See, e. g., People v. Williams, Cal. Sup. Ct. No. S004522, id., at 20, n. 34 (teens); People v. Avena, Cal. Sup. Ct. No. S004422, ibid, (teens); People v. Bean, 46 Cal. 3d 919, 952, n. 18, 760 P. 2d 996, 1017, n. 18 (1988) (age 20); People v. Coleman, 48 Cal. 3d 112, 153-154, 768 P. 2d 32, 55-56 (1989) (age 22), cert. denied, 494 U. S. 1038 (1990); People v. Gonzalez, 51 Cal. 3d ,1179, 1233, 800 P. 2d 1159, 1187 (1990) (age 31), cert. denied, 502 U. S. 835 (1991); People v. McLain, 46 Cal. 3d 97, 111-112, 757 P. 2d 569, 576-577 (1988) (age 41), cert. denied, 489 U. S. 1072 (1989); People v. Douglas, 50 Cal. 3d 468, 538, 788 P. 2d 640, 681 (1990) (age 56), cert. denied, 498 U. S. 1110 (1991).

Even with the limiting construction, “prior criminal activity involving force or violence” is far more open ended than factors invalidated by other state courts as vague or subjective. See, e. g., Arnold v. State, 236 Ga. 534, 540, 224 S. E. 2d 386, 391 (1976) (invalidating aggravating circumstance that the “ ‘murder . . . was committed by a person . . . who has a substantial history of serious assaultive convictions’ ”); State v. David, 468 *990So. 2d 1126, 1129-1130 (La. 1985) (invalidating aggravating circumstance of “significant” history of criminal conduct).

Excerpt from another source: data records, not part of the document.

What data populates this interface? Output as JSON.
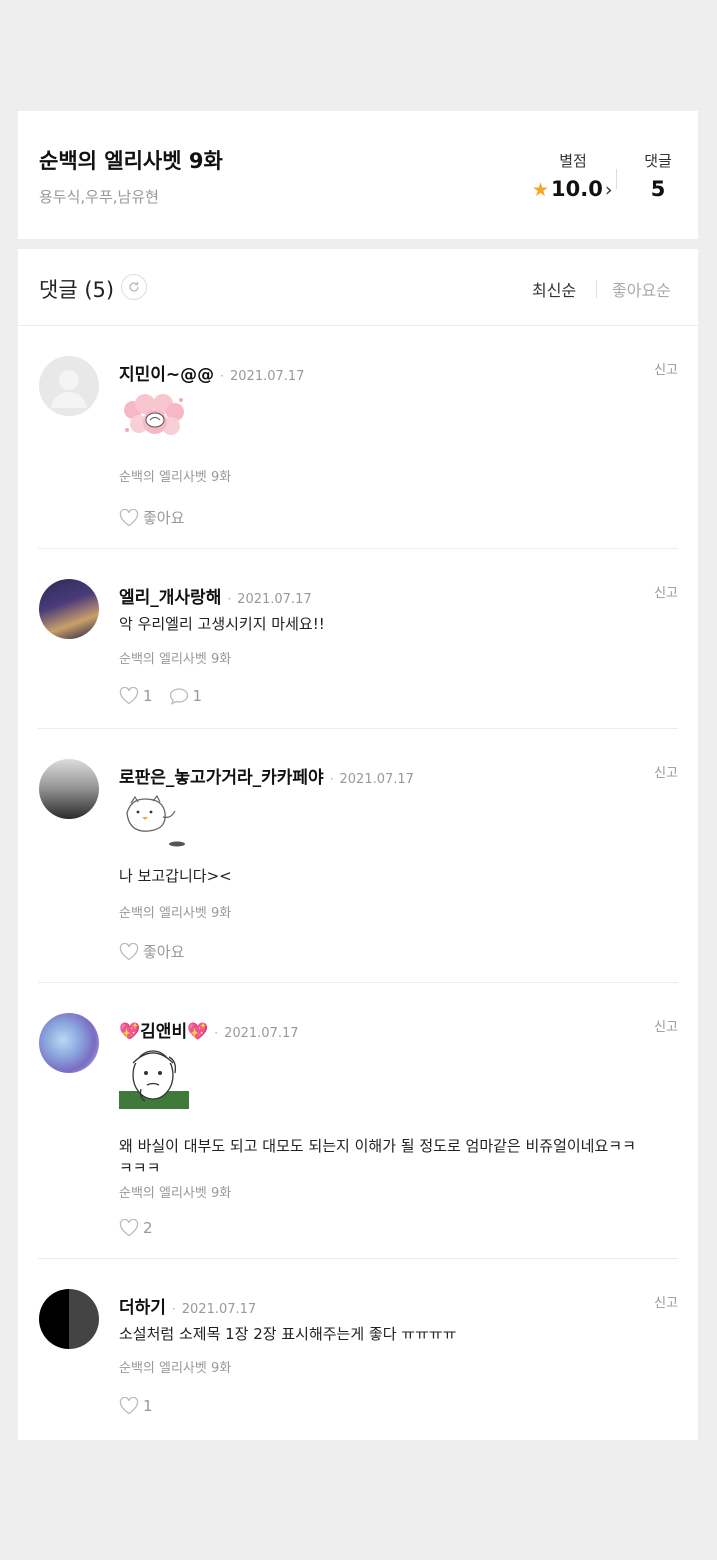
{
  "episode": {
    "title": "순백의 엘리사벳 9화",
    "authors": "용두식,우푸,남유현",
    "rating_label": "별점",
    "rating_value": "10.0",
    "comment_count_label": "댓글",
    "comment_count": "5"
  },
  "comments_section": {
    "title": "댓글 (5)",
    "sort_latest": "최신순",
    "sort_likes": "좋아요순"
  },
  "colors": {
    "star": "#f5a623",
    "background": "#eeeeee",
    "muted_text": "#999999"
  },
  "comments": [
    {
      "username": "지민이~@@",
      "date": "2021.07.17",
      "report": "신고",
      "text": "",
      "episode_ref": "순백의 엘리사벳 9화",
      "like": "좋아요",
      "reply": ""
    },
    {
      "username": "엘리_개사랑해",
      "date": "2021.07.17",
      "report": "신고",
      "text": "악 우리엘리 고생시키지 마세요!!",
      "episode_ref": "순백의 엘리사벳 9화",
      "like": "1",
      "reply": "1"
    },
    {
      "username": "로판은_놓고가거라_카카페야",
      "date": "2021.07.17",
      "report": "신고",
      "text": "나 보고갑니다><",
      "episode_ref": "순백의 엘리사벳 9화",
      "like": "좋아요",
      "reply": ""
    },
    {
      "username": "💖김앤비💖",
      "date": "2021.07.17",
      "report": "신고",
      "text": "왜 바실이 대부도 되고 대모도 되는지 이해가 될 정도로 엄마같은 비쥬얼이네요ㅋㅋㅋㅋㅋ",
      "episode_ref": "순백의 엘리사벳 9화",
      "like": "2",
      "reply": ""
    },
    {
      "username": "더하기",
      "date": "2021.07.17",
      "report": "신고",
      "text": "소설처럼 소제목 1장 2장 표시해주는게 좋다 ㅠㅠㅠㅠ",
      "episode_ref": "순백의 엘리사벳 9화",
      "like": "1",
      "reply": ""
    }
  ]
}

Judges, as well as juries, have fallen into this trap. See, e. g., People v. Kawrish, 52 Cal. 3d 648, 717, 802 P. 2d 278, 316 (1990) (trial judge concluded that factor (h), dealing with a defendant’s impaired capacity to appreciate the criminality of his actions, was an aggravating factor because defendant did not have diminished capacity or other impairment), cert. denied, 502 U.S. 837 (1991); People v. Hamilton, 48 Cal. 3d 1142, 1186, 774 P. 2d 730, 757 (1989) (trial court concluded that 10 of 11 factors were aggravating, including factors (d)-(h) and (j)), cert. denied, 494 U. S. 1039 (1990).

The factors that can serve only as mitigators are:

“(d) Whether or not the offense was committed while the defendant was under the influence of extreme mental or emotional disturbance.
“(e) Whether or not the victim was a participant in the defendant’s homicidal act or consented to the homicidal act.
“(f) Whether or not the offense was committed under circumstances which the defendant reasonably believed to be a moral justification or extenuation for his conduct.
“(g) Whether or not defendant acted under extreme duress or under the substantial domination of another person.
“(h) Whether or not at the time of the offense the capacity of the defendant to appreciate the criminality of his conduct or to conform his conduct to the requirements of law was impaired as a result of mental disease and defect, or the [ejffects of intoxication.
“(i) The age of the defendant at the time of the crime.
“(j) Whether or not the defendant was an accomplice to the offense and his participation in the commission of the offense was relatively minor.” Cal. Penal Code Ann. § 190.3 (West 1988); see also Amicus Brief 22-24, and nn. 47, 48, and cases cited therein.

Although the trial judge at petitioner Tuilaepa’s trial instructed the jury on only those factors that were factually relevant, the jury at petitioner Proctor’s trial was instructed on all of the factors in § 190.3. The prosecutor argued that 9 of the 11 factors were aggravating. Brief for Petitioner in No. 93-5161, pp. 4-5.

Such a challenge would require something more than merely pointing to others who committed similar offenses and did not receive the death penalty, Lewis v. Jeffers, 497 U. S. 764 (1990), but it is not hard to imagine more pronounced erratic outcomes.

The special circumstances include premeditated and deliberate murder; felony murder based, on nine felonies; the infliction of torture; that the murder was especially heinous, atrocious, or cruel; that the victim was killed because of his race, religion, or ethnic origin; and the identity of the victim, including that he was a peace officer, a federal law enforcement officer, a firefighter, a witness to a crime, a prosecutor or assistant prosecutor, a former or current local, state, or federal judge, or an elected or appointed local, state, or federal official. Cal. Penal Code Ann. §190.2 (West 1988).